For film/JPEG/TIFF shooters, the term 'Exposure Triangle' has to include the three components of Aperture, Shutter and ASA/ISO in order that the photographer can control the appearance of their recordings to their liking. This is the correct foundation for beginners where the overwhelming majority of cameras and photographers shoot JPEG.

The recording has no appearance and no brightness. Only the output, a result of processing the recording, has brightness, which is why we should talk about exposure as being something different than brightness, and why it should be made clear that ISO plays no role in exposure, while it does play a role in brightness.

In the days when film was the only choice, and few had their own dark rooms, it may have (arguably) been OK to teach amateurs that ISO is a part of exposure.
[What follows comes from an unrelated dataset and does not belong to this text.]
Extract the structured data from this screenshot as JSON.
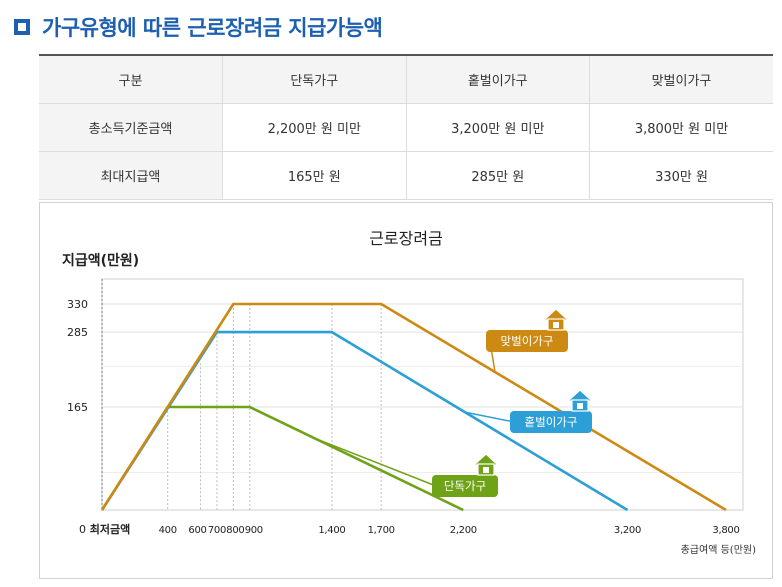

It may have been safe to assume that anyone who built his own darkroom would probably be interested enough in the theory to correctly relearn what 'exposure' means, had he been taught a simplified and incorrect version, earlier. Now that everyone with a PC can have his own dark room for free (i.e. dcra, RAW Therapee, other free RAW developers), the practice of teaching incorrectly that ISO is a part of exposure has much less merit.